Obituary Note: Harry Mathews

American writer Harry Mathews, "a longtime editor of the Paris Review who was best known for his novels My Life in CIA and The Conversions," and "who helped bring French novelist Georges Perec to worldwide notice," died January 25, the Nation reported. He was 86. Mathews "was also the only American to have been admitted to Oulipo, a celebrated experimental group of French writers and mathematicians who believe constrained writing techniques are the key to invention," the Nation wrote. His many books include Cigarettes; Tlooth; The New Tourism; Journalist; and The Case of the Persevering Maltese: Collected Essays.

The Paris Review noted that, in Mathews, it "has lost one of its most faithful and best-loved contributors, a writer we've worked with for more than 50 years--beginning in 1962, when we ran an excerpt from his first novel, The Conversions. Now, in our new Spring issue, we'll publish an excerpt from the novel he just finished, The Solitary Twin."

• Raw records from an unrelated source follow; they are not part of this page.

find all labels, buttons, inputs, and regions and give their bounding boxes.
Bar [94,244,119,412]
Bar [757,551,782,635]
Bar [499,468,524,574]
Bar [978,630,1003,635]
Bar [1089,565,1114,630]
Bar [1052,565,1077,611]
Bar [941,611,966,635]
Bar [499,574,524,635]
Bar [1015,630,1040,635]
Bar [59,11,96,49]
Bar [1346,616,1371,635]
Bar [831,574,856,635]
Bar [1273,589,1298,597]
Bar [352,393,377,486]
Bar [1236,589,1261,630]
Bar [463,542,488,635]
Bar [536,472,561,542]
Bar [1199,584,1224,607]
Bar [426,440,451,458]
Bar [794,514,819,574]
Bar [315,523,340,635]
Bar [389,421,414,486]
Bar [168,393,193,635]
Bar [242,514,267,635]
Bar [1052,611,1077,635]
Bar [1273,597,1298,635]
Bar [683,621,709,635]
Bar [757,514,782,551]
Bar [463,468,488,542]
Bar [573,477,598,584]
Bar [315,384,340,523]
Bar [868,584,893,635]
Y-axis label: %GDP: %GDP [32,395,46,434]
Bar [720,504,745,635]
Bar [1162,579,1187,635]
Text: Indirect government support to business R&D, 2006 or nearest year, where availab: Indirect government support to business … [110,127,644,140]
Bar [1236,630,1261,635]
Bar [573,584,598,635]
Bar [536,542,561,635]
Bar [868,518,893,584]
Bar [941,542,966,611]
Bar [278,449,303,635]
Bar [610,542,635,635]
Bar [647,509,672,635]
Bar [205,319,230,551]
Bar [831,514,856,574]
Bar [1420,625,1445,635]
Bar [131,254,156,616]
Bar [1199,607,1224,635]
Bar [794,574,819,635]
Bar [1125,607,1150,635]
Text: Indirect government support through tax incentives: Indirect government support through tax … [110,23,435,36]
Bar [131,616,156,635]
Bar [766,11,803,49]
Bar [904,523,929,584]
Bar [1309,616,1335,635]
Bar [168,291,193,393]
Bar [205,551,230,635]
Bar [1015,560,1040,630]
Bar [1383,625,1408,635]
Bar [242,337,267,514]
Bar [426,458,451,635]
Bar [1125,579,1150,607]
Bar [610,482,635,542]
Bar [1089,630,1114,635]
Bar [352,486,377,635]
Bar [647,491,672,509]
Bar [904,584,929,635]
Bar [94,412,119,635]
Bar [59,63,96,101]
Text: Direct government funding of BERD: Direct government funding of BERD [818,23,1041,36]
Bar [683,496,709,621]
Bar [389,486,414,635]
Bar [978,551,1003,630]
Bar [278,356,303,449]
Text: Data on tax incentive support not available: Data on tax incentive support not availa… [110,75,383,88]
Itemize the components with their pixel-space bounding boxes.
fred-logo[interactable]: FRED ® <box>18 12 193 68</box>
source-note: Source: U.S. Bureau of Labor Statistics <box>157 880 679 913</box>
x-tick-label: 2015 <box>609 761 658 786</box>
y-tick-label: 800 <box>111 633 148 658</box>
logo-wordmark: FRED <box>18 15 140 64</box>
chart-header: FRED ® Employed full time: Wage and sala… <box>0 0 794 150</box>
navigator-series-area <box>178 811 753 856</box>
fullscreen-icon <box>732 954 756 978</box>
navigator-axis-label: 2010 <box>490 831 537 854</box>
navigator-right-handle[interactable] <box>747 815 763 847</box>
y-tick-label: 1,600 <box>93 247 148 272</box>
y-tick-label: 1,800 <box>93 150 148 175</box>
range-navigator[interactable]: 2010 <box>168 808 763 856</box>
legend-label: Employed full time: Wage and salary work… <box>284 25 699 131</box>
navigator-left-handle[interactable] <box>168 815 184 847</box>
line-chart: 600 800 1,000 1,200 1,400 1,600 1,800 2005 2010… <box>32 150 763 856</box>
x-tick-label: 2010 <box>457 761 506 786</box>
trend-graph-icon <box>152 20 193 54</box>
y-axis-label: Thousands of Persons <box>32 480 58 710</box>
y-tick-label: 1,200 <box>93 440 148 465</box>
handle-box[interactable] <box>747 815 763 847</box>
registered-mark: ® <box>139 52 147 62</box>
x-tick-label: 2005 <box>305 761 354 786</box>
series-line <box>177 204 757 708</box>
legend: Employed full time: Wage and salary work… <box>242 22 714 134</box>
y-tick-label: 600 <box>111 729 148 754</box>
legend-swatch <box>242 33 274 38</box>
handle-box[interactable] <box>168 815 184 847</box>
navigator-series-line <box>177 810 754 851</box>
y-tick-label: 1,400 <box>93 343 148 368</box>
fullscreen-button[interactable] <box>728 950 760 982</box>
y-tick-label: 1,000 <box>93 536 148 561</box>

In a 2007 interview for the Paris Review's Art of Fiction series, Mathews told publisher Susannah Hunnewell: "I've always said that my ideal reader would be someone who after finishing one of my novels would throw it out the window, presumably from an upper floor of an apartment building in New York, and by the time it had landed would be taking the elevator down to retrieve it.

"I suppose I must have had dreams of greater recognition, but I've always had the audience I wanted, and that was the audience that reads poetry. What I want is enthusiasm among friends and their friends, people who I know are serious readers."